I love dynamical modelling and its power as a tool for understanding reality, but every tool, every epistemic art, has weaknesses as well as strengths. This is the weakness of using dynamical modelling the way I am: reality often under-determines the model, even when the model itself has only two free parameters.
In the current case, the problem is not with the dynamical model, but with the semi-empirical fit. One way of resolving this kind of ambiguity is to look at how the quality of fit changes with the number of fit parameters.
To look at that, I've computed the RMS error from September 1, 2022 to the most recent date in the data (July 18, 2023 at the time of this writing). This overlaps with where the current wave has significant presence. And to ensure I'm doing a fair job, I've looked at the case where there are only nine waves, not ten, so the ninth wave, which started back in the summer of 2022 and in the ten-peak model dies out by the end of winter 2023 has to cover everything in the past six or nine months:
I also looked at the case where there are five subwaves, rather than just the limit of four used in the preceding analysis:
This is how the error goes:
This does not encourage me to add more than one peak to the current wave.
Going from no peak dedicated to this wave to one peak drops the error from 253 to 130, which is substantial. Then the error bumps up to 180 for two peaks, and after that bops around between 110 and 130.

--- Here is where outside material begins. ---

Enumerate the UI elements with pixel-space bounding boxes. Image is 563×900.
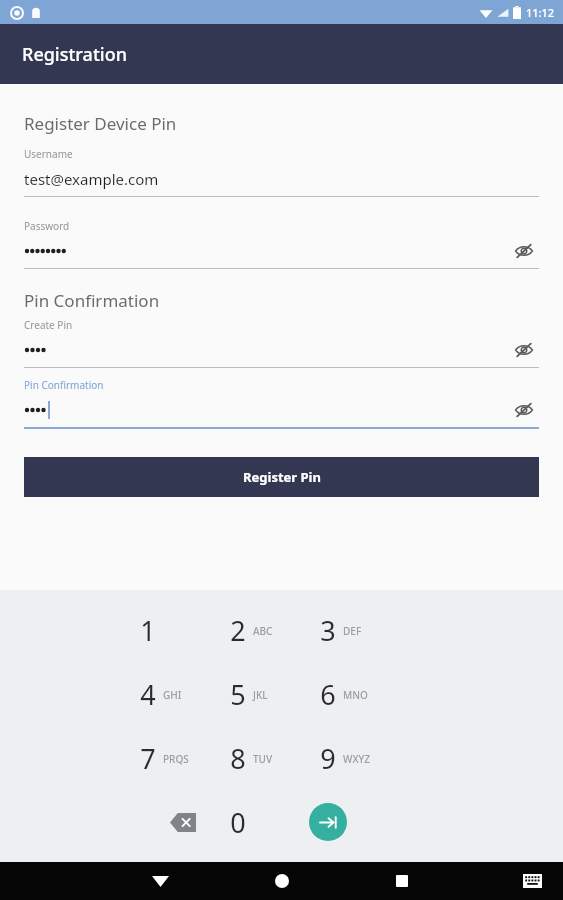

As a general rule of non-linear fitting, it's best to stop adding parameters when the big gains in RMS error have been achieved. That is clearly at the level of "one peak in the current wave".
Does this mean it is "100% certain for sure" that we're making the right choice to stick with one peak?
Nope.
Science is about embracing uncertainty. Making friends with it. Taking it out for beer.
That's where we are with this analysis: to someone with my bias toward minimizing the number of parameters, a single peak in the current wave is the preferred fit. That means that the odds of hospitalization are about four times higher than they were in previous waves, consistent with the effect of multiple reinfections on the general population. In fact, it would be kind of odd if covid infection didn't result in a higher rate of hospitalization in populations where covid has been allowed to run free for the past three years.
It's generally a good idea to push the envelope of analysis like this, and figure out where the boundaries are. That takes time, but it's worth it if you are practicing the epistemic arts that are most likely to win this kind of fight. Eliminating the peak dedicated to our current wave is clearly a bad idea, and adding more peaks gains us very little at the cost of significantly increased complexity in the fitting function.
Ergo: we are stuck with a single peak, much higher hospitalization, and slightly lower infectiousness.
And if you look carefully at the peak graphs, you'll see the data are starting to depart from the fit in the past few weeks. I’ve updated the graph below a few hours before this goes live, and you can see the trend has continued. Based on the tail end of past waves, when the deviation exceeds 500 it is a strong indicator that we are back in a growth phase, with the next wave is already rising even as the current one ebbs. I’ll send out a short post when that happens, likely in the next week or two (data are only updated weekly on the Government of Canada website I’m pulling from, usually late in the day on Thursday).
Stay safe out there.
Thank you for this update …and your regular reminders that Covid is an ongoing reality.